Kuala Lumpur: Malaysia’s Rayani Air, the country’s first Sharia-compliant airline owned by an ethnic Indian Hindu couple, has been suspended for three months for failing to adhere to aviation regulations, it was announced today.

Department of Civil Aviation Director-General Azharuddin Abdul Rahman said the suspension notice had been sent to the airline.

He said an inquiry on Rayani Air would be held on May 12 pertaining to the suspension order.

“The suspension will be lifted if they fulfill all of our requirements or we can permanently suspend (Rayani Air) or take a longer time.

Three months is provisional. We have discussed with the airline and they know about it. It’s up to them to improve,” he told a press conference here.

Authorities said Rayani Air had contravened the conditions of its Air Operators Certificate (AOC). They said a full administration and safety audit would be conducted into the airlines.

The airline was founded by Ravi Alagendrran and his wife Karthiyani Govindan and started operations in December last year. They used parts of their first names for the airline’s name.

“DCA will undertake a full administration and safety audit to determine if Rayani is ‘fit’ for AOC after serving provisional suspension,” Transport minister Liow Tiong Lai said.

Liow said he was disappointed with the airline’s poor procedures and service level despite being warned by the Transport Ministry and DCA.
Rayani Air is Malaysia’s first Sharia-compliant airline.

On Saturday, the airline had announced that it would suspend operations immediately as part of the company’s restructuring plan.

The suspension follows a strike organised by its pilots on Friday which forced the airline to cancel several flights.

“Rayani cannot suspend itself, only DCA can suspend it,” Liow said.
The Transport Minister said DCA could revoke Rayani Air’s licence but the airline would be given “a chance to explain”.

Azharuddin said this was the first time an airline’s AOC was suspended under Regulation 24 of the Civil Aviation Regulations 1996.
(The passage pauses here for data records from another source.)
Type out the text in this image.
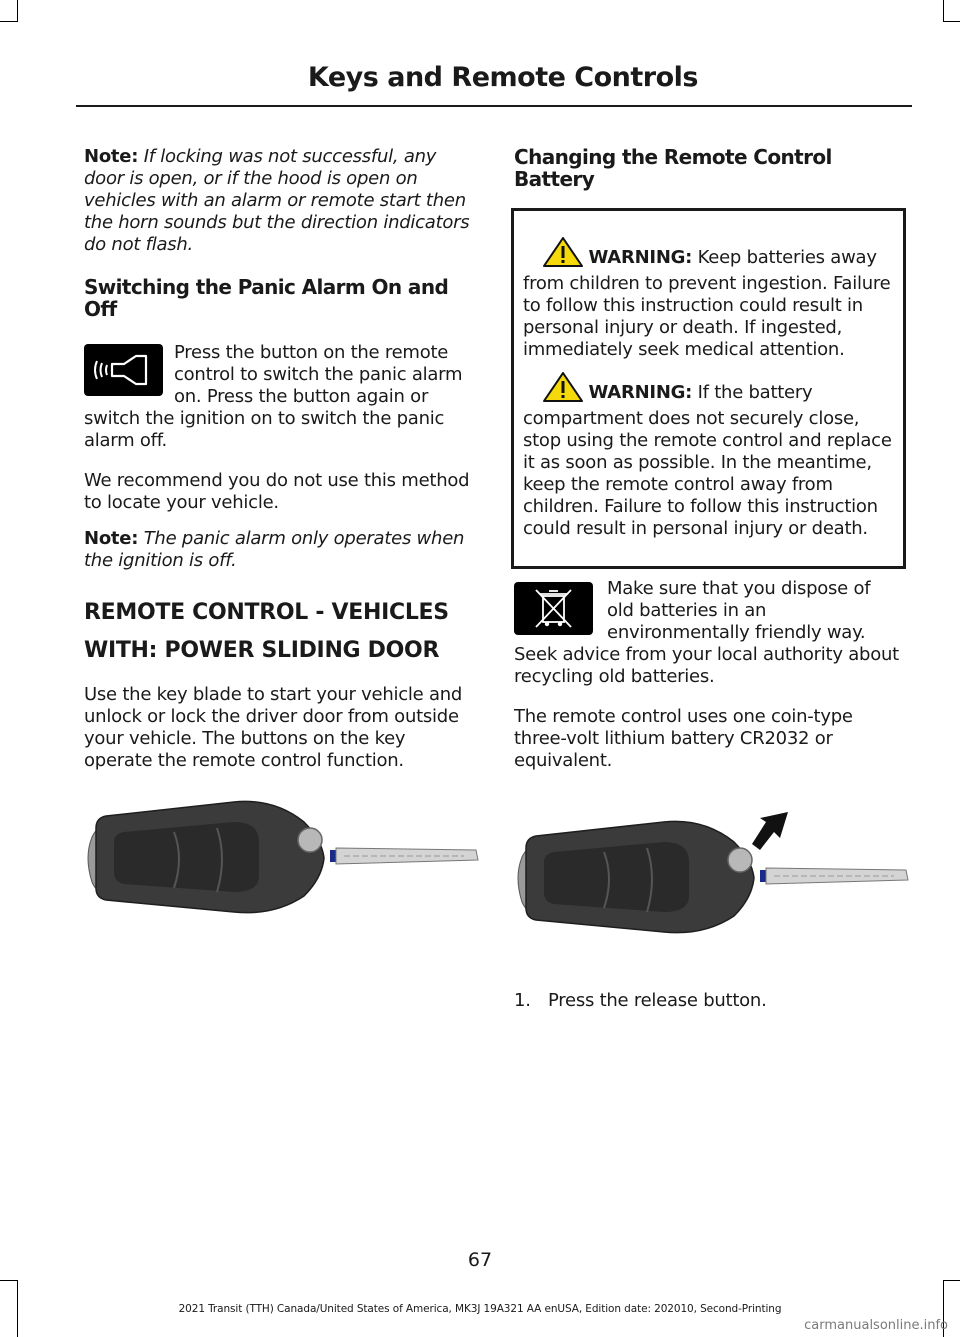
Keys and Remote Controls

Note: If locking was not successful, any door is open, or if the hood is open on vehicles with an alarm or remote start then the horn sounds but the direction indicators do not flash.

Switching the Panic Alarm On and Off

Press the button on the remote control to switch the panic alarm on. Press the button again or

switch the ignition on to switch the panic alarm off.

We recommend you do not use this method to locate your vehicle.

Note: The panic alarm only operates when the ignition is off.

REMOTE CONTROL - VEHICLES
WITH: POWER SLIDING DOOR

Use the key blade to start your vehicle and unlock or lock the driver door from outside your vehicle. The buttons on the key operate the remote control function.

Changing the Remote Control Battery

WARNING: Keep batteries away from children to prevent ingestion. Failure to follow this instruction could result in personal injury or death. If ingested, immediately seek medical attention.

WARNING: If the battery compartment does not securely close, stop using the remote control and replace it as soon as possible. In the meantime, keep the remote control away from children. Failure to follow this instruction could result in personal injury or death.

Make sure that you dispose of old batteries in an environmentally friendly way.

Seek advice from your local authority about recycling old batteries.

The remote control uses one coin-type three-volt lithium battery CR2032 or equivalent.

1. Press the release button.

67
2021 Transit (TTH) Canada/United States of America, MK3J 19A321 AA enUSA, Edition date: 202010, Second-Printing
carmanualsonline.info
He said DCA would ensure that all airlines which had been issued AOC fulfilled all the requirements under the Civil Aviation Regulations 1996.

“If they are unable to sustain their obligations to the regulations, then we will issue warnings as well as offer advice. If they are unable to fulfill the requirements, we can suspend (them),” he said.

Asked whether the suspension on Rayani Air would give a bad reputation to Malaysia’s aviation industry, Azharuddin said DCA was just exercising its rights in accordance with the regulations.

“We cannot let the airline that has contravened our regulations to fly. We must do something about it,” he said.